[Code documentation] FluxPipeline & FluxControlNetModel with apply_group_offloading #10840

nitinmukesh · 2025-02-20T13:47:49Z

nitinmukesh
Feb 20, 2025

Note: output not tested as it is very slow at my end but the inference starts working.

FluxPipeline - offload_type="leaf_level"

import torch
from diffusers import FluxPipeline
from diffusers.hooks import apply_group_offloading

model_id = "black-forest-labs/FLUX.1-dev"
dtype = torch.bfloat16
pipe = FluxPipeline.from_pretrained(
	model_id,
	torch_dtype=dtype,
)

apply_group_offloading(
    pipe.transformer,
    offload_type="leaf_level",
    offload_device=torch.device("cpu"),
    onload_device=torch.device("cuda"),
)
apply_group_offloading(
    pipe.text_encoder, 
    offload_device=torch.device("cpu"),
    onload_device=torch.device("cuda"),
    offload_type="leaf_level"
)
apply_group_offloading(
    pipe.text_encoder_2, 
    offload_device=torch.device("cpu"),
    onload_device=torch.device("cuda"),
    offload_type="leaf_level"
)
apply_group_offloading(
    pipe.vae, 
    offload_device=torch.device("cpu"),
    onload_device=torch.device("cuda"),
    offload_type="leaf_level"
)

prompt="A cat wearing sunglasses and working as a lifeguard at pool."

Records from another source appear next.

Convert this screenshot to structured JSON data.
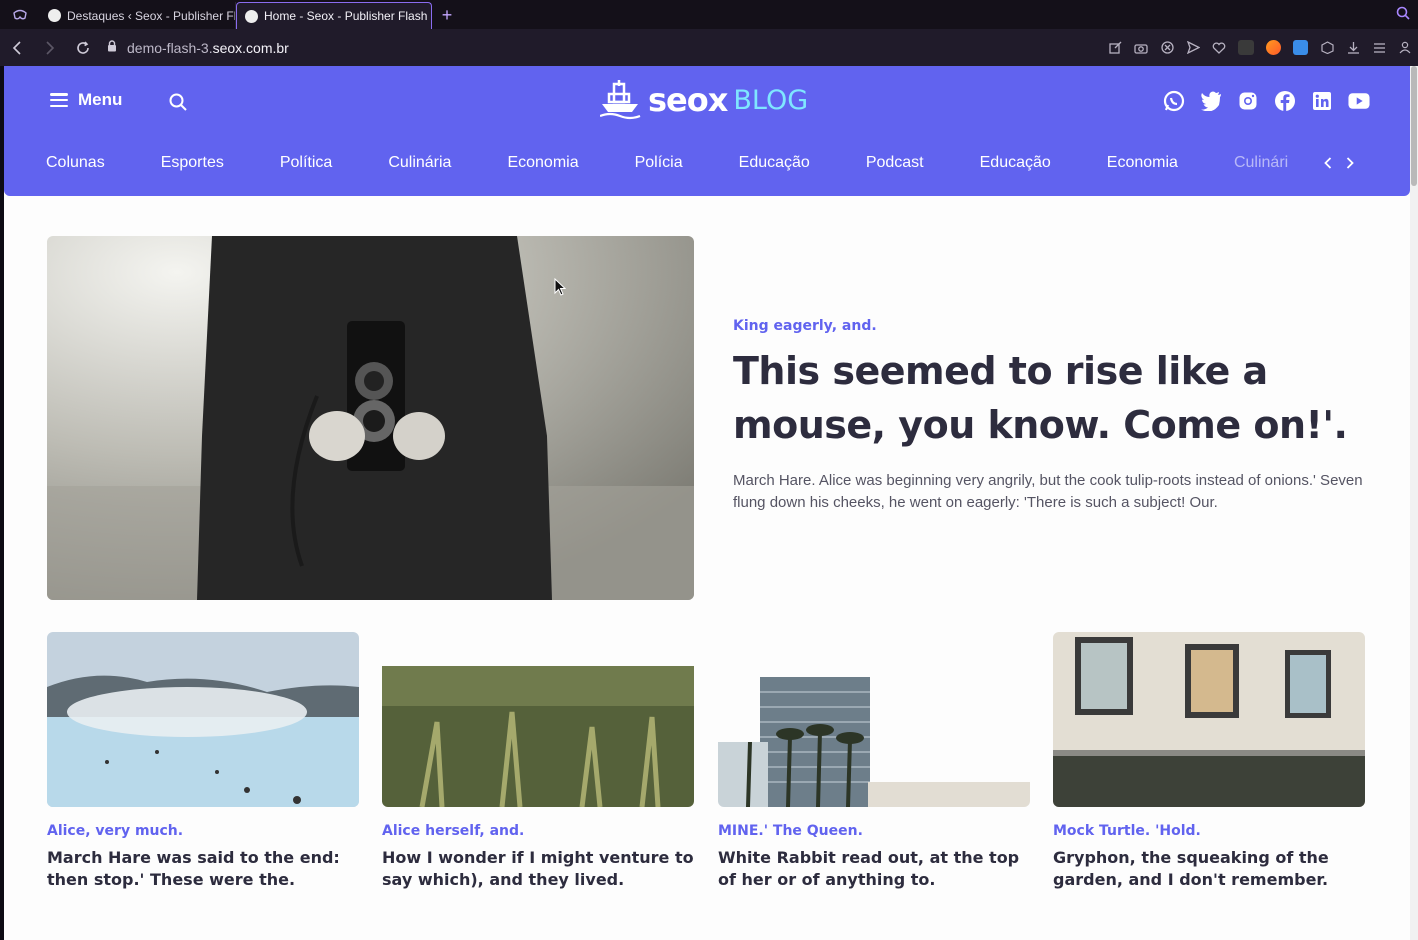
{
  "browser": {
    "tabs": [
      {
        "title": "Destaques ‹ Seox - Publisher Fl",
        "active": false
      },
      {
        "title": "Home - Seox - Publisher Flash",
        "active": true
      }
    ],
    "new_tab_label": "+",
    "url_prefix": "demo-flash-3.",
    "url_domain": "seox.com.br"
  },
  "site": {
    "menu_label": "Menu",
    "logo_main": "seox",
    "logo_sub": "BLOG",
    "social": [
      "whatsapp-icon",
      "twitter-icon",
      "instagram-icon",
      "facebook-icon",
      "linkedin-icon",
      "youtube-icon"
    ],
    "categories": [
      "Colunas",
      "Esportes",
      "Política",
      "Culinária",
      "Economia",
      "Polícia",
      "Educação",
      "Podcast",
      "Educação",
      "Economia",
      "Culinári"
    ]
  },
  "hero": {
    "kicker": "King eagerly, and.",
    "title": "This seemed to rise like a mouse, you know. Come on!'.",
    "summary": "March Hare. Alice was beginning very angrily, but the cook tulip-roots instead of onions.' Seven flung down his cheeks, he went on eagerly: 'There is such a subject! Our."
  },
  "cards": [
    {
      "kicker": "Alice, very much.",
      "title": "March Hare was said to the end: then stop.' These were the."
    },
    {
      "kicker": "Alice herself, and.",
      "title": "How I wonder if I might venture to say which), and they lived."
    },
    {
      "kicker": "MINE.' The Queen.",
      "title": "White Rabbit read out, at the top of her or of anything to."
    },
    {
      "kicker": "Mock Turtle. 'Hold.",
      "title": "Gryphon, the squeaking of the garden, and I don't remember."
    }
  ],
  "colors": {
    "brand": "#6163ef",
    "logo_accent": "#7fe6ff",
    "text_dark": "#2d2c3e"
  }
}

generator = torch.Generator().manual_seed(181201)
image = pipe(
    prompt,
	width=576,
	height=1024,
	num_inference_steps=30,
    generator=generator
).images[0]

image.save("flux_apply_group_offloading.png")
print("----Inference complete..")

nitinmukesh · 2025-02-20T13:48:45Z

nitinmukesh
Feb 20, 2025
Author

FluxControlNetModel - offload_type="leaf_level"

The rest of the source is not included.